Song by Horace Heidt and His Musical Knights
- Language: English, Gibberish
- Released: 1941
- Genre: Novelty
- Length: 2:43
- Songwriters: Leo V. Killion, Ted McMichael, Jack Owens

= The Hut-Sut Song =

"The Hut-Sut Song (a Swedish Serenade)" is a novelty song from the 1940s with nonsense lyrics. The song was written in 1941 by Leo V. Killion, Ted McMichael and Jack Owens. The first and most popular recording was by Horace Heidt and His Musical Knights. A 1941 Time magazine entry suggests the song was probably a creative adaptation of an unpublished Missouri River song called "Hot Shot Dawson".

==Lyrics==

The lyrics of the chorus are supposed to be a garbled rendition of a Swedish folk song. The chorus goes in part:

"Hut-Sut Rawlson on the rillerah and a brawla, brawla sooit."

The song then purports to define some of the words, supposedly Swedish: "Rawlson" being a Swedish town, "rillerah" being a stream, "brawla" being the boy and girl, "hut-sut" being their dream and "sooit" being the schoolteacher. The story told in the song is that of a boy (and later a girl) who play hooky from school and spend their days fishing and dreaming by the riverbank, until their schoolteacher finds them and, to prevent the incident from happening again, "plant(s) poison oak all along the stream." The children end up back at school. To explain why the words bear no resemblance to actual Swedish language, the song notes that the boy didn't know any Swedish and that the nonsense words were simply ones the boy made up to go along with the melody he heard.

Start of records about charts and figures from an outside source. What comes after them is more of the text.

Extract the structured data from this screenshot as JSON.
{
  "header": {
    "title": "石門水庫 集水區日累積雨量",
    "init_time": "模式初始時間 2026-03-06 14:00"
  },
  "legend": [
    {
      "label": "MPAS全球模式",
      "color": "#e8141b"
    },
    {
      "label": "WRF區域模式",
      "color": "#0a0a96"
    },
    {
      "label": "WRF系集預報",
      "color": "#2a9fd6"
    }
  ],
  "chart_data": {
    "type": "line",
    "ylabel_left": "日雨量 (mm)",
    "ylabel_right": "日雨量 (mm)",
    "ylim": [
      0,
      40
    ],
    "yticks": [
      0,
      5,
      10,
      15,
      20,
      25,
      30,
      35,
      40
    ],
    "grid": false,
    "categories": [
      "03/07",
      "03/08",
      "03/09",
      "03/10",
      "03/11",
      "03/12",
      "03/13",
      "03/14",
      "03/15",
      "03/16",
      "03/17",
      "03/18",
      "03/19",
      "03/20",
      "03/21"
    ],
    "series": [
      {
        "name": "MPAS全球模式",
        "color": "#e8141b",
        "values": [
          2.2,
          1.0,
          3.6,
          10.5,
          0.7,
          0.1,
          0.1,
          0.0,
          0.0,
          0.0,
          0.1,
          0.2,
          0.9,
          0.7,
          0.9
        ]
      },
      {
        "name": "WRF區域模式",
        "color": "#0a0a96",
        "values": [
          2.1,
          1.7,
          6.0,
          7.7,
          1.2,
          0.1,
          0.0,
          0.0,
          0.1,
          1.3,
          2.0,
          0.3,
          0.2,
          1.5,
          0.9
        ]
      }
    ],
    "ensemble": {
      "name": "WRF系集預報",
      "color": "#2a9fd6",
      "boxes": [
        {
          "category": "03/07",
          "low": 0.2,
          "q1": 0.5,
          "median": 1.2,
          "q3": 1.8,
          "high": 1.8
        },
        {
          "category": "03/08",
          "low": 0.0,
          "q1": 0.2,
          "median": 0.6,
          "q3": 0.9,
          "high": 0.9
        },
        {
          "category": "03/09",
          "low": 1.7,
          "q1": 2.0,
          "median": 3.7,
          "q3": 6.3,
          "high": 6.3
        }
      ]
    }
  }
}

The song was also recorded by various artists such as Mel Tormé, Freddy Martin, The Four King Sisters, and Spike Jones. The song is of the same genre as other novelty songs of the era, such as "Mairzy Doats" and "Three Little Fishies (Itty Bitty Pool)" – all three of which were subjected to the musical arrangements of Spike Jones.

==In popular culture==

The popularity of the song is lampooned in a 1940s film short. In the film, The King's Men (who also performed on Fibber McGee and Molly) play young men living in a boarding house who are endlessly singing the song while getting dressed, eating dinner, playing cards, etc., until an exasperated fellow boarder (William Irving) finally has them removed to an insane asylum.

In 1942, Horton the Elephant (voiced by Kent Rogers) sang the song in a Warner Bros. Merrie Melodies animated adaptation of the Dr. Seuss book Horton Hatches the Egg, though he struggled to remember the correct lyrics. He later sang a reprise with the baby Elephant-Bird (voiced by Sara Berner).

Virginia O'Brien sings just a few words of the song as a cigarette girl exiting a scene in the 1942 musical film Panama Hattie. In the 1951 film Ace in the Hole the song is referred to as what soldiers on a landing craft sang together to calm their nerves during an amphibious operation in Italy. The song is also featured in the films From Here to Eternity and A Christmas Story.

A snippet of the song was also sung by Rowlf the Dog in a "Veterinarians' Hospital" sketch on The Muppet Show. In the UK, an episode of a 1970s sitcom Happy Ever After (a show that evolved into the later sitcom Terry and June), starring Terry Scott and June Whitfield, was built around the song. In the episode "The Hut-Sut-Song" (series 5, episode 2, first aired in September 1978) Terry remembers the Melba Trio version of the song from his youth. He discovers that his 78 rpm copy is badly scratched, and finding a replacement becomes a comic quest throughout the episode.